I finished my last post and realized that I needed a few days to process everything that had happened in therapy, so I took the rest of the week off. Then on Sunday, I made the conscious decision that I was going to take a week of from any obligations of any kind, save for meds and vitals. I thought it would be therapeutic to have nothing to do. I was wrong.

By Thursday I was going nuts with boredom. I would literally sit and stare off at the walls in an attempt to NOT do anything. I was expending more energy trying to accomplish nothing than I would have been trying to stick to my checklist. I promised myself that I would get back on track on Monday, and then I got the message.

A friend of mine passed away last week, and her husband asked me to be a pallbearer. There are some things that you just don’t say no to, and that’s one of them, so my wife and I started making plans for her to be out of work for the funeral on Monday (the funeral was three hours away).

Her death was unexpected. She spent the last two weeks of her life in the hospital battling a sudden illness that no one could have foreseen.

Normally we’re in bed around 1:00 or 1:30 am, but in order for us to make the service, we had to leave the house by 7:00 am, which meant waking at 6:00 am to get things packed and out the door. I was restless that night, and still awake at 2:30 am; my wife didn’t get much more sleep than I did.

Monday morning rolled around and off we went. As is typical, my wife did all the driving, and I only caught a few minutes of sleep on the road. The service started at 11:00 am and was lovely, and then we drove the hour to the cemetery for the gravesite service. We were back on the road by 2:30 pm.

When we got home, we put away our dress clothes, unpacked what we had packed for the trip, and laid down for a nap. That was at 5:30 pm Monday afternoon.
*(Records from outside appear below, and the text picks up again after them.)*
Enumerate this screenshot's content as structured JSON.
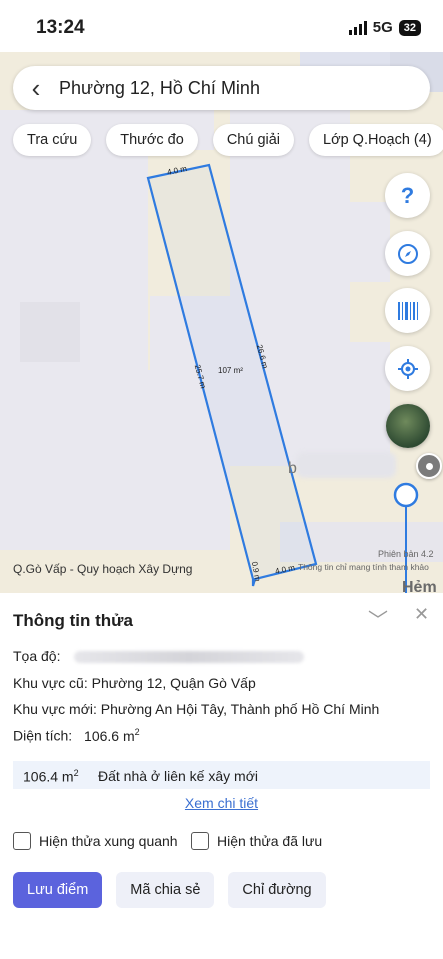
{
  "status": {
    "time": "13:24",
    "network": "5G",
    "battery": "32"
  },
  "search": {
    "back_icon": "chevron-left-icon",
    "value": "Phường 12, Hồ Chí Minh"
  },
  "chips": [
    "Tra cứu",
    "Thước đo",
    "Chú giải",
    "Lớp Q.Hoạch (4)"
  ],
  "map": {
    "parcel": {
      "top_edge": "4.0 m",
      "left_edge": "25.7 m",
      "right_edge": "26.6 m",
      "bottom_edge": "4.0 m",
      "corner_edge": "0.9 m",
      "area": "107 m²"
    },
    "label": "Q.Gò Vấp - Quy hoạch Xây Dựng",
    "version": "Phiên bản 4.2",
    "disclaimer": "Thông tin chỉ mang tính tham khảo",
    "street": "Hẻm",
    "marker_letter": "b",
    "controls": [
      "question-icon",
      "compass-icon",
      "barcode-icon",
      "locate-icon",
      "satellite-layer-icon"
    ],
    "parcel_color": "#2f7be0"
  },
  "panel": {
    "title": "Thông tin thửa",
    "coord_label": "Tọa độ:",
    "old_area": "Khu vực cũ: Phường 12, Quận Gò Vấp",
    "new_area": "Khu vực mới: Phường An Hội Tây, Thành phố Hồ Chí Minh",
    "area_label": "Diện tích:",
    "area_value": "106.6 m",
    "area_sup": "2",
    "land_value": "106.4 m",
    "land_sup": "2",
    "land_desc": "Đất nhà ở liên kế xây mới",
    "detail_link": "Xem chi tiết",
    "check_nearby": "Hiện thửa xung quanh",
    "check_saved": "Hiện thửa đã lưu",
    "btn_save": "Lưu điểm",
    "btn_share": "Mã chia sẻ",
    "btn_direction": "Chỉ đường"
  },
  "colors": {
    "primary": "#5b63dd",
    "link": "#3a6fd1"
  }
}
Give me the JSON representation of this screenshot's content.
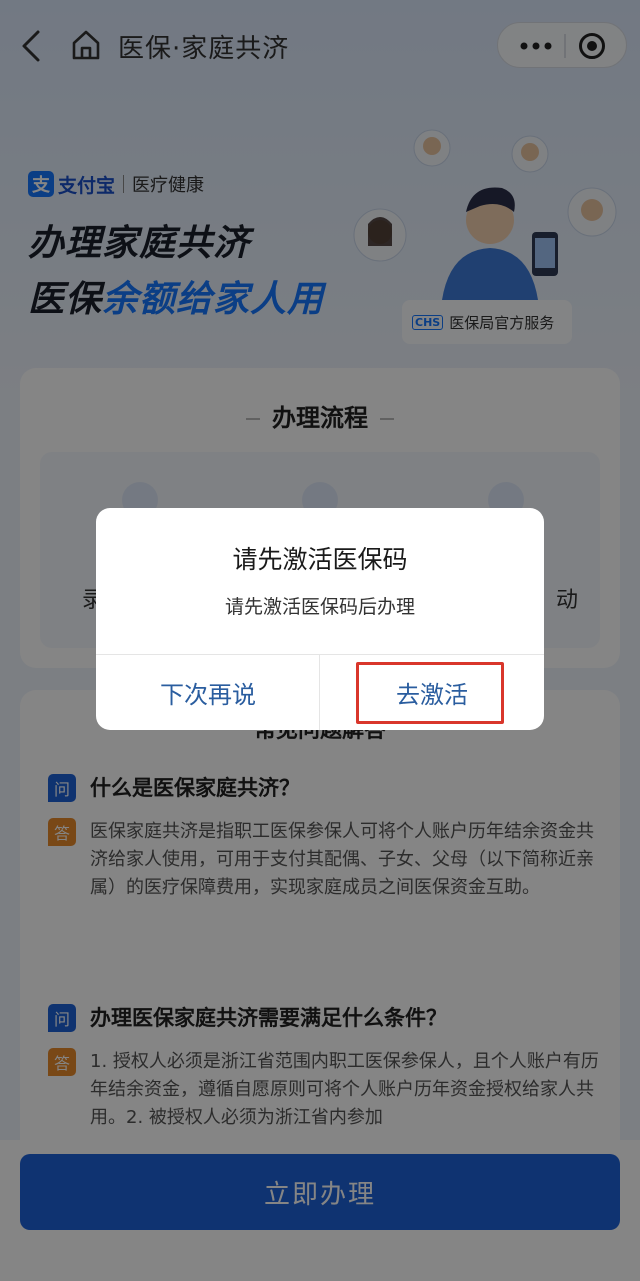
{
  "navbar": {
    "title": "医保·家庭共济"
  },
  "hero": {
    "brand_name": "支付宝",
    "brand_logo": "支",
    "brand_sub": "医疗健康",
    "line1": "办理家庭共济",
    "line2_prefix": "医保",
    "line2_highlight": "余额给家人用",
    "official_icon": "CHS",
    "official_text": "医保局官方服务"
  },
  "flow": {
    "title": "办理流程",
    "steps": [
      {
        "label": "录"
      },
      {
        "label": "动"
      }
    ]
  },
  "faq": {
    "header": "常见问题解答",
    "q_tag": "问",
    "a_tag": "答",
    "items": [
      {
        "question": "什么是医保家庭共济？",
        "answer": "医保家庭共济是指职工医保参保人可将个人账户历年结余资金共济给家人使用，可用于支付其配偶、子女、父母（以下简称近亲属）的医疗保障费用，实现家庭成员之间医保资金互助。"
      },
      {
        "question": "办理医保家庭共济需要满足什么条件？",
        "answer": "1. 授权人必须是浙江省范围内职工医保参保人，且个人账户有历年结余资金，遵循自愿原则可将个人账户历年资金授权给家人共用。2. 被授权人必须为浙江省内参加"
      }
    ]
  },
  "cta": {
    "label": "立即办理"
  },
  "dialog": {
    "title": "请先激活医保码",
    "message": "请先激活医保码后办理",
    "cancel_label": "下次再说",
    "confirm_label": "去激活"
  },
  "colors": {
    "primary": "#1e62d9",
    "accent_text": "#1677ff",
    "dialog_button_text": "#2a5d9f",
    "highlight_box": "#d9362b",
    "answer_tag": "#e98a2b"
  }
}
At 8:00 pm we woke up and ate a bowl of chili, then laid back down.

At 11:00 pm, I woke and took my evening medications and vitals, then laid back down.

At 9:00 am the next morning, I awoke again, long enough for meds, vitals, breakfast, and coffee, then laid back down.

At 11:30 am, my wife came to wake me up to see her off for work (she’s working four ten-hour shifts this week to make up for being out on Monday), then I laid back down again.

I finally rolled out of bed for good around 2:45 pm. I was out for about 19 of the previous 21 hours. This put rather a crimp in my plans to get back on track on Tuesday, and so today, Wednesday, is the first chance that I’ve had to try and get back to the usual and customary. It’s more likely that it’ll be tomorrow or Friday before I can really stick to it, but I’m making the effort today.

I’m going to miss my friend. She had a sharp wit and was a fierce protector of her son, as well as being a talented artisan. I didn’t see her a lot for the last ten years of our friendship, and now I never will again.